His jeans and T-shirt were threadbare, Finley saw, and his work boots were scuffed. The only new article of clothing he had on was an oversized windbreaker. Probably bought for the occasion, to sneak the gun past security.
“I’m a gynecologist,” Finley said. “Abortions are only a part of what I…”
“You’re an abortion doctor!”
The gun was down at Zeke’s side. He jerked it up and aimed at Finley from the hip. Finley stumbled back. The seat of the chair in the corner hit him behind a knee and he sat down with a grunt.
Zeke pumped the gun’s slide. It made a loud clack-clack sound. The examination room was soundproofed with thick walls and acoustical ceiling tile, and Finley wondered what the blast would sound like from outside. A whimsical thought. Odd that it should be one of his last before he died.
“Thou shall not kill,” Finley blurted, hoping that he was dealing with a Christian. The gamble paid off. Zeke’s finger eased away from the trigger, the gun lowered and he said, “How dare you quote that Commandment.”
For the next hour they debated. Zeke barricaded the door, and then he paced the linoleum and spouted Bible passages while Finley stayed put and responded. The seminar training no doubt saved his life. Zeke reeled off verse after verse that he claimed condemned abortion, but because of the training Finley was able to point out the flawed logic in each quotation. He did it carefully though, and he continued to be careful even after Zeke grew tired of holding the shotgun and hung it by its sling over his shoulder. Zeke was powerfully built and looked like he could do all the killing he wanted with just his big, callused hands.

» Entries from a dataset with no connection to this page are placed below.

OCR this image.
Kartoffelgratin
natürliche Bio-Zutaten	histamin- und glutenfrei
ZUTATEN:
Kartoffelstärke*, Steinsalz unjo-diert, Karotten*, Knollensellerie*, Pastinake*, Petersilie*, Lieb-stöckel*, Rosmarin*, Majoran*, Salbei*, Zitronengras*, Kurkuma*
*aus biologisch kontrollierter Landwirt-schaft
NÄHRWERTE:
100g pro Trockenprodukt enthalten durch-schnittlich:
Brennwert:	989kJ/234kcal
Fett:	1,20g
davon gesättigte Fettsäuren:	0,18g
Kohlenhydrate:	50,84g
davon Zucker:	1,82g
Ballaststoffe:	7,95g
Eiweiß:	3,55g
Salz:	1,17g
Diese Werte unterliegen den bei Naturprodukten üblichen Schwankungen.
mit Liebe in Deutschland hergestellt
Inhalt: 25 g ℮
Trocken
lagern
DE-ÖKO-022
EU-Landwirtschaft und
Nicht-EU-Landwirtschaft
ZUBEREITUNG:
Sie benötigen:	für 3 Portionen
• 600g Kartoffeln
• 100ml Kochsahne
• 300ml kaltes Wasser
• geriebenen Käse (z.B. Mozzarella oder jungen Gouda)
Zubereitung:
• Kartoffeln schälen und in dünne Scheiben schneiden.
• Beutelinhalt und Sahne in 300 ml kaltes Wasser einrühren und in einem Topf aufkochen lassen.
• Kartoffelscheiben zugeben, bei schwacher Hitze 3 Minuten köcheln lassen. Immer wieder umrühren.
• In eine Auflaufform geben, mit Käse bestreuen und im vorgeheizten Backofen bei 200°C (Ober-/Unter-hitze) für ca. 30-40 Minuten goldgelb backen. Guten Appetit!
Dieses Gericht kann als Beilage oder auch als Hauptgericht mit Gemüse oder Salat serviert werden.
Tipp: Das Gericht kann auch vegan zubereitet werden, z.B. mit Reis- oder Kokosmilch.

And then, out of the blue, Zeke found the shears and said he wouldn’t kill him.
“That’s…that’s good news, Zeke. You’ve made a wise decision.” Finley looked at the door. The room was in the center of the clinic, with no windows, and only one door leading in and out. At the moment all the furniture but his chair was piled against the door. The examination table was upended with its stirrups in the air. “There’s probably a SWAT team in the hall by now, Zeke, so if you’ll clear the doorway, I’ll go out and tell them you’ve changed your mind. They won’t shoot me, and since you haven’t hurt anyone yet, I’m sure they’ll just…”

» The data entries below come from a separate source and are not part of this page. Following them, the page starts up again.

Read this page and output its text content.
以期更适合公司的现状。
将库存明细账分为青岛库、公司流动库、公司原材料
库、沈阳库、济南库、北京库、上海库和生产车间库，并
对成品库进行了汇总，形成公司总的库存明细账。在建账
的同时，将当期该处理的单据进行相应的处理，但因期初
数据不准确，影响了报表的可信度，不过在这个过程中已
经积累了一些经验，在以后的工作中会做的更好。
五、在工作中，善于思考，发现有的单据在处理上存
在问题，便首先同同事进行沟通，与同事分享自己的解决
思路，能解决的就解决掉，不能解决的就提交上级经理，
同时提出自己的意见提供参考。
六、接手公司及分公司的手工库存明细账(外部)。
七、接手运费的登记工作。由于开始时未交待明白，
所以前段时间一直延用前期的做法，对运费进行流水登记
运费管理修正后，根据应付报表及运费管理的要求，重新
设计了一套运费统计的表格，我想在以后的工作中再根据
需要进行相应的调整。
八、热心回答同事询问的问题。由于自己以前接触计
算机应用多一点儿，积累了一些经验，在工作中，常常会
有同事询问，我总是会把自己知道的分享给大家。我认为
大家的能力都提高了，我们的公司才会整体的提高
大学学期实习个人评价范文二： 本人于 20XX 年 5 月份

Finley started to rise from his chair but Zeke motioned him to stay seated.
“No, doctor, you don’t understand. I just had an epiphany. A kind of vision. The Lord really does work in mysterious ways, like the song says.”
“What do you mean?”
“Well, I’ve had a change of heart, thanks to Jesus. He reminded me of some Scripture. It’ll save your life, but there’s still a price to be paid. Can you guess which Scripture I’m talking about?”
“Uh…no. I can’t.”
Finley couldn’t recall going over that one in the seminar. He shook his head.
“‘If thy right hand offend thee…’ Aren’t you right-handed, doctor?”

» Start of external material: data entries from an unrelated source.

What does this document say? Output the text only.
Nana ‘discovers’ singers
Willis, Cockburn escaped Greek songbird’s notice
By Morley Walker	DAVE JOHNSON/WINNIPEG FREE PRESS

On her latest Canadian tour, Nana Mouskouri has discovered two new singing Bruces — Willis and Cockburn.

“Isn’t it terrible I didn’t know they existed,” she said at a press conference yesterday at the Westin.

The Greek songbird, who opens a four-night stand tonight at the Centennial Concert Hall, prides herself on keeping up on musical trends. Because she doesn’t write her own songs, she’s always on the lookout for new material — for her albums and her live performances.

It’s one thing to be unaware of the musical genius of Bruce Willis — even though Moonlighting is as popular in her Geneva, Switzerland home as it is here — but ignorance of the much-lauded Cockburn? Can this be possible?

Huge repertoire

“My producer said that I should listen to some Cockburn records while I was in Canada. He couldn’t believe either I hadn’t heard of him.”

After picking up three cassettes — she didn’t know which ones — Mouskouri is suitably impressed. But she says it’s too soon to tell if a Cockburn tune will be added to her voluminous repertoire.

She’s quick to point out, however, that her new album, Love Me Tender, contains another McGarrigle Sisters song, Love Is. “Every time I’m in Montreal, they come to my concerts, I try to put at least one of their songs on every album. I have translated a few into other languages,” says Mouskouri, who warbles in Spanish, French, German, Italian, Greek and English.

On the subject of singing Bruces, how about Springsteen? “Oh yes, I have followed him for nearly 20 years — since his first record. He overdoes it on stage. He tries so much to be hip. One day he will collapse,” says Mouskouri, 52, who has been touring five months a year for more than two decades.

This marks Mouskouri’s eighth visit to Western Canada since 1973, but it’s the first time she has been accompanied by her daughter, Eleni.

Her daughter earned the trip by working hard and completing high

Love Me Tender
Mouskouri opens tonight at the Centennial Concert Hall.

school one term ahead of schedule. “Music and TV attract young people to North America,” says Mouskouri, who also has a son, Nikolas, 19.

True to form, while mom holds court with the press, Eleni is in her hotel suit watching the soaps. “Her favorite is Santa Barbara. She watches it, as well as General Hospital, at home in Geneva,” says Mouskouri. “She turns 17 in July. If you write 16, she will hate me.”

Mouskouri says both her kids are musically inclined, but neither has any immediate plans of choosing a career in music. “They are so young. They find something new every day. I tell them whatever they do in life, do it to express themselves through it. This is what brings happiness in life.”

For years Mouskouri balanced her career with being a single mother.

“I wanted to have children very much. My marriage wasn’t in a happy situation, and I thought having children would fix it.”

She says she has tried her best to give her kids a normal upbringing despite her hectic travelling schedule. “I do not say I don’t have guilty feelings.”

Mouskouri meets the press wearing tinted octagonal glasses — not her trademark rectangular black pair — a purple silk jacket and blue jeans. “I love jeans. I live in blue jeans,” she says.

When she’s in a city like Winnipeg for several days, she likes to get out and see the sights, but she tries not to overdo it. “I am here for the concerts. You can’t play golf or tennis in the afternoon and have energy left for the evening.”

“Yes, I am, but what does that have to do with anything?”
“Well, Jesus said, ‘And if thy right hand offend thee, cut it off, and cast it from thee: for it is profitable for thee that one of thy members should perish, and not that thy whole body should be cast into hell.'”
When Zeke finished speaking he snipped the shears, and Finley suddenly understood what he planned to do.
“You… Are you going to cut off my…” He stopped himself. No need to plant the idea if he was mistaken.
“Yes,” Zeke nodded, “I’m going to cut off your hand.”